« Je ne sais absolument pas pourquoi la plupart du temps je suis taré, énervé et au bord de l'explosion, ni pourquoi l'alcool, les antalgiques et le xanax sont les seules choses qui arrivent à me calmer plus ou moins. Je ne sais absolument pas pourquoi je trouve la vie sans intérêt et nulle à chier et je sais bien que la plupart des gens ne versent pas une mesure de bourbon dans leurs céréales au petit-déjeuner. C'est juste comme ça. » C'est ainsi que se présente Bruno Dante, le personnage central de « Limousines blanches et blondes platine ». Ayant de très sérieux problèmes à se contenir et à éviter de se saouler, Bruno passe de boulots pourris en boulots encore plus pourris.
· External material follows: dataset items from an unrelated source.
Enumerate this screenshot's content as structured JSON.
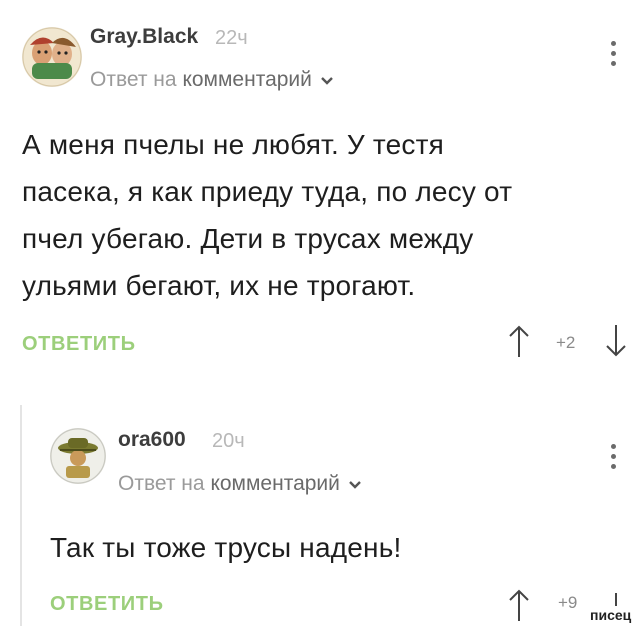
{
  "comments": [
    {
      "author": "Gray.Black",
      "time": "22ч",
      "reply_prefix": "Ответ на",
      "reply_target": "комментарий",
      "text_lines": [
        "А меня пчелы не любят. У тестя",
        "пасека, я как приеду туда, по лесу от",
        "пчел убегаю. Дети в трусах между",
        "ульями бегают, их не трогают."
      ],
      "reply_label": "ОТВЕТИТЬ",
      "rating": "+2"
    },
    {
      "author": "ora600",
      "time": "20ч",
      "reply_prefix": "Ответ на",
      "reply_target": "комментарий",
      "text_lines": [
        "Так ты тоже трусы надень!"
      ],
      "reply_label": "ОТВЕТИТЬ",
      "rating": "+9"
    }
  ],
  "watermark": "писец",
  "colors": {
    "reply_button": "#9ccf7b",
    "text": "#1e1e1e",
    "muted": "#9a9a9a"
  }
}
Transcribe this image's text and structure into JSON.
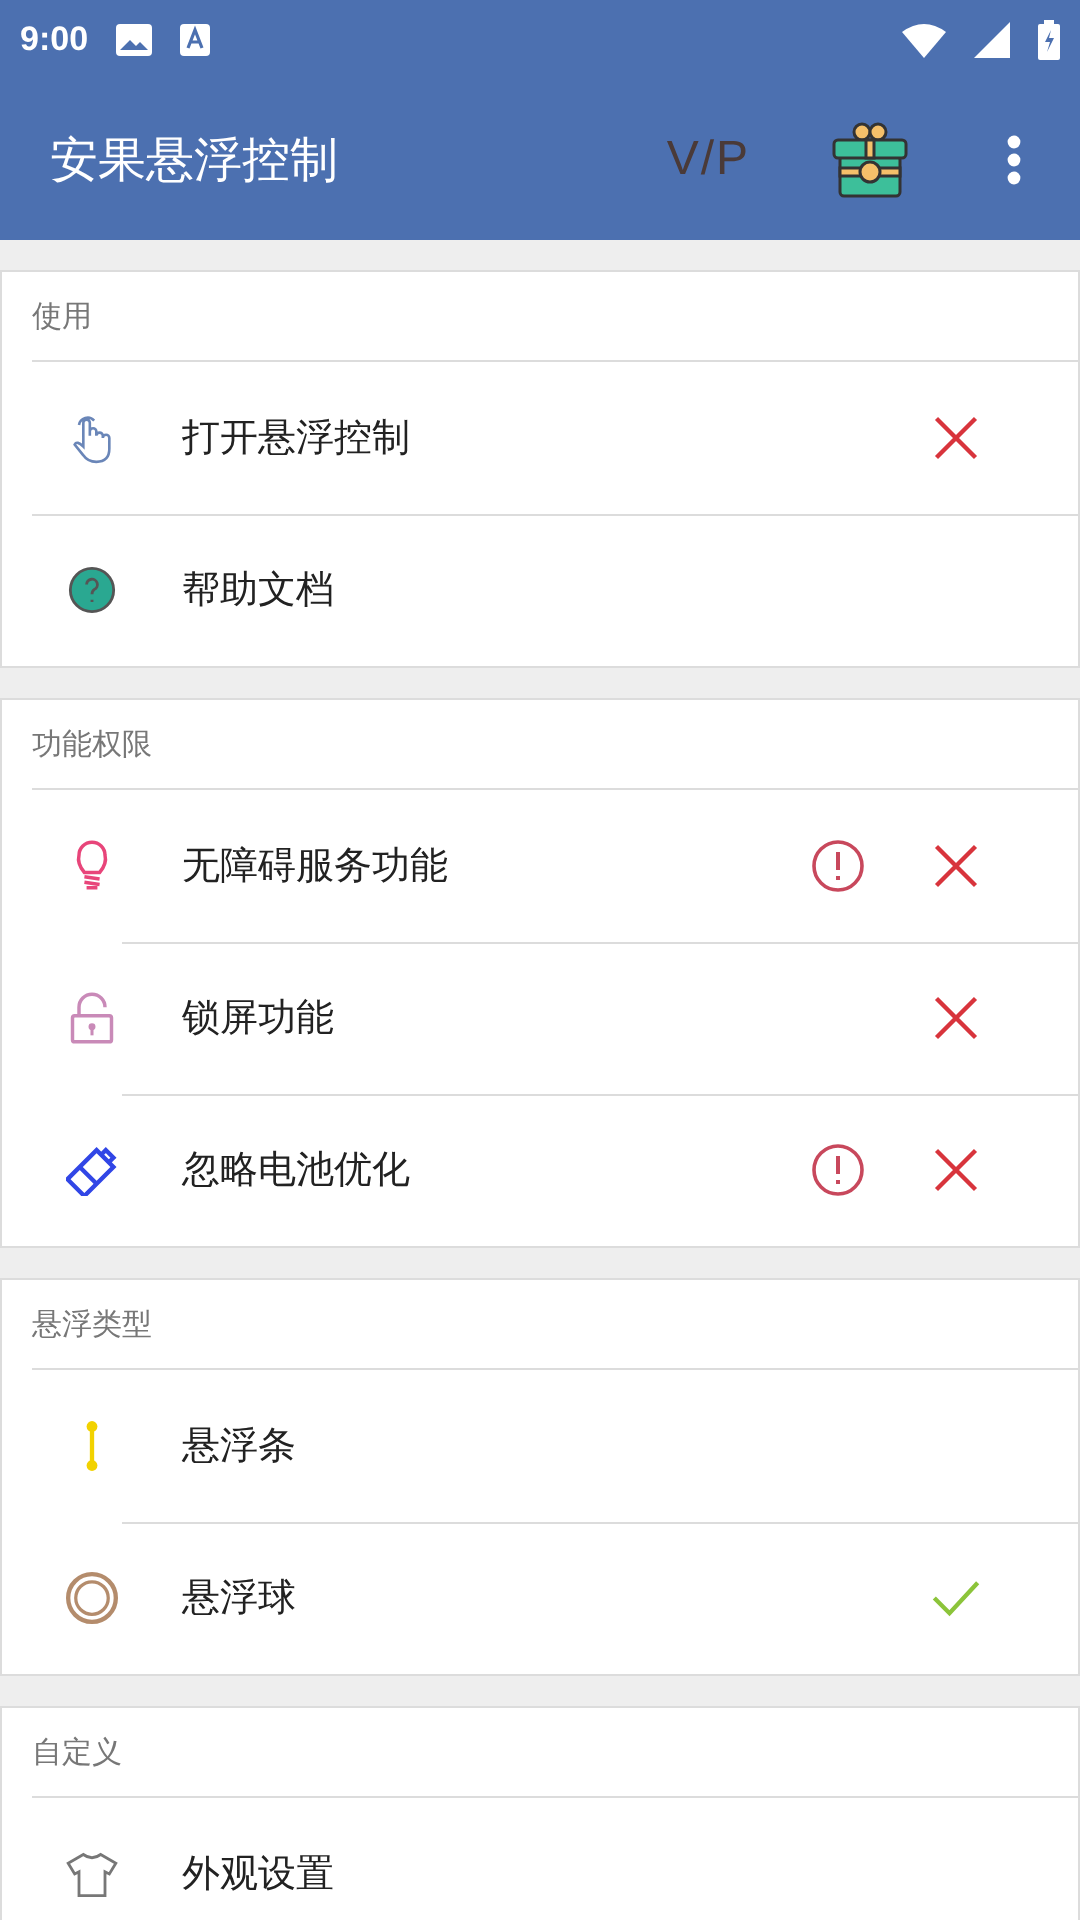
{
  "status_bar": {
    "time": "9:00"
  },
  "app_bar": {
    "title": "安果悬浮控制",
    "vip": "V/P"
  },
  "sections": [
    {
      "title": "使用",
      "items": [
        {
          "kind": "toggle",
          "label": "打开悬浮控制",
          "on": false
        },
        {
          "kind": "link",
          "label": "帮助文档"
        }
      ]
    },
    {
      "title": "功能权限",
      "items": [
        {
          "kind": "toggle",
          "label": "无障碍服务功能",
          "on": false,
          "warning": true
        },
        {
          "kind": "toggle",
          "label": "锁屏功能",
          "on": false,
          "warning": false
        },
        {
          "kind": "toggle",
          "label": "忽略电池优化",
          "on": false,
          "warning": true
        }
      ]
    },
    {
      "title": "悬浮类型",
      "items": [
        {
          "kind": "choice",
          "label": "悬浮条",
          "selected": false
        },
        {
          "kind": "choice",
          "label": "悬浮球",
          "selected": true
        }
      ]
    },
    {
      "title": "自定义",
      "items": [
        {
          "kind": "link",
          "label": "外观设置"
        }
      ]
    }
  ]
}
Natif de Los Angeles, il est le fils d'un scénariste et écrivain qui connut la reconnaissance critique post-mortem. Bruno a lui aussi la fibre littéraire et tente désespérément de faire publier ses nouvelles. Une occasion en or lui tombe du ciel en la personne de David Koffman, gérant d'une entreprise de location de limousines. Les deux hommes avaient déjà travaillé ensemble à New York et Koffmann veut faire de Dante le gérant de sa filiale à LA. Mais il y met une condition : que Bruno arrête de boire et aille aux alcooliques anonymes se faire aider. Dante accepte, le job rapporte bien et lui laisse du temps pour écrire. le challenge est pourtant quasiment impossible à relever lorsqu'on voit la clientèle de la boîte : producteurs camés jusqu'à l'os, jeunes rock stars à l'ego surdéveloppé, mannequins anorexiques se nourrissant d'alcool. le boulot et la ville n'incitent que modérément à l'abstinence…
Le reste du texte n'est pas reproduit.